Makefile.am: fixed other custom rules to avoid writing into unexistent directory.
The fixed rules do not presently trigger any build errors: target directory
is created by configure as it need to put autogenerated files doc/manpage.rst
and doc/help.rst in it.
However, this behaviour is occasional: if one removes the .in files, build
failure would be unmasked. So it makes sense to ensure that target directory
exists.
Ross Burton [Mon, 31 Jul 2017 14:43:41 +0000 (15:43 +0100)]
Makefile.am: create target directory before writing into it
In some situations src/parse/ may not exist before a file is copied into the
directory.

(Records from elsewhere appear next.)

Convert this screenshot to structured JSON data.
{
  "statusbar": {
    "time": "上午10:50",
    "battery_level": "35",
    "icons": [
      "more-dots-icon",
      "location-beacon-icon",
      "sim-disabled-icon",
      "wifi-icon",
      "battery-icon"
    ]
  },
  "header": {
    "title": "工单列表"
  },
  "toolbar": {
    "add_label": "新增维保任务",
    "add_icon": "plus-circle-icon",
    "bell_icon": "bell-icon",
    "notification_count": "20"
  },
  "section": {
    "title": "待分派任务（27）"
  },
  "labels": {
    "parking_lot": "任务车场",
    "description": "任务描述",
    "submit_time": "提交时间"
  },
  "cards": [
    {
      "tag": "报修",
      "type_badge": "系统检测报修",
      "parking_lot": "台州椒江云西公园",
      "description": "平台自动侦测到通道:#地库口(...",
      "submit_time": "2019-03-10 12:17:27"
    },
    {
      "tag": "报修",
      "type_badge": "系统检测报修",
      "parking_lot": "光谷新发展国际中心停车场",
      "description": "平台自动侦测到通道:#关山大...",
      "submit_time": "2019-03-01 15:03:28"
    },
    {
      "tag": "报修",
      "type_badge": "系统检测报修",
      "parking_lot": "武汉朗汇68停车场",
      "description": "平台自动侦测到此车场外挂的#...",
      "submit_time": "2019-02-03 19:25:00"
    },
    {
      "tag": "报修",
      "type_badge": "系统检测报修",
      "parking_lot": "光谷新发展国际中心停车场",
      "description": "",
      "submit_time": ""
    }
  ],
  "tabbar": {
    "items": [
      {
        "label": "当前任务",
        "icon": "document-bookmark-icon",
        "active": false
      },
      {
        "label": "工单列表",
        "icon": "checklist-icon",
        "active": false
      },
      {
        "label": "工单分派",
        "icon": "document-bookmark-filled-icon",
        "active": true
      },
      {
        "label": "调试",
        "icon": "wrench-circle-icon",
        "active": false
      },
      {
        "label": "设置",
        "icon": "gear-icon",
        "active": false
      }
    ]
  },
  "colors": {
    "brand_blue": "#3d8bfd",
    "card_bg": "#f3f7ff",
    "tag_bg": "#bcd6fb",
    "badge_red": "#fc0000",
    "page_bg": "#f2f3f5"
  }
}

Ensure that this doesn't happen by creating the directory first.
Don't assert that comparator arguments are non-equal.
Comparator is used in 'std::sort'.
All items in closure have unnique TNFA states, therefore we assumed
that the compared items must always be different. However, 'std::sort'
does not have this requirement and some implementations of it compare
the element with itself.
The removed assert caused crashes with old version of GCC (4.2).
Thanks to Sergei Trofimovich for debugging the issue.
Ross Burton [Mon, 31 Jul 2017 14:43:41 +0000 (15:43 +0100)]
Makefile.am: create target directory before writing into it
In some situations src/parse/ may not exist before a file is copied into the
directory. Ensure that this doesn't happen by creating the directory first.
With CXXFLAGS='-fsanitize=undefined' GCC complains about unaligned access:
if custom allocator is used to allocate structs or other alignment-sensitive
things, then it must take care of the alignment (for example, add padding
to all unaligned blocks of memory which it allocates).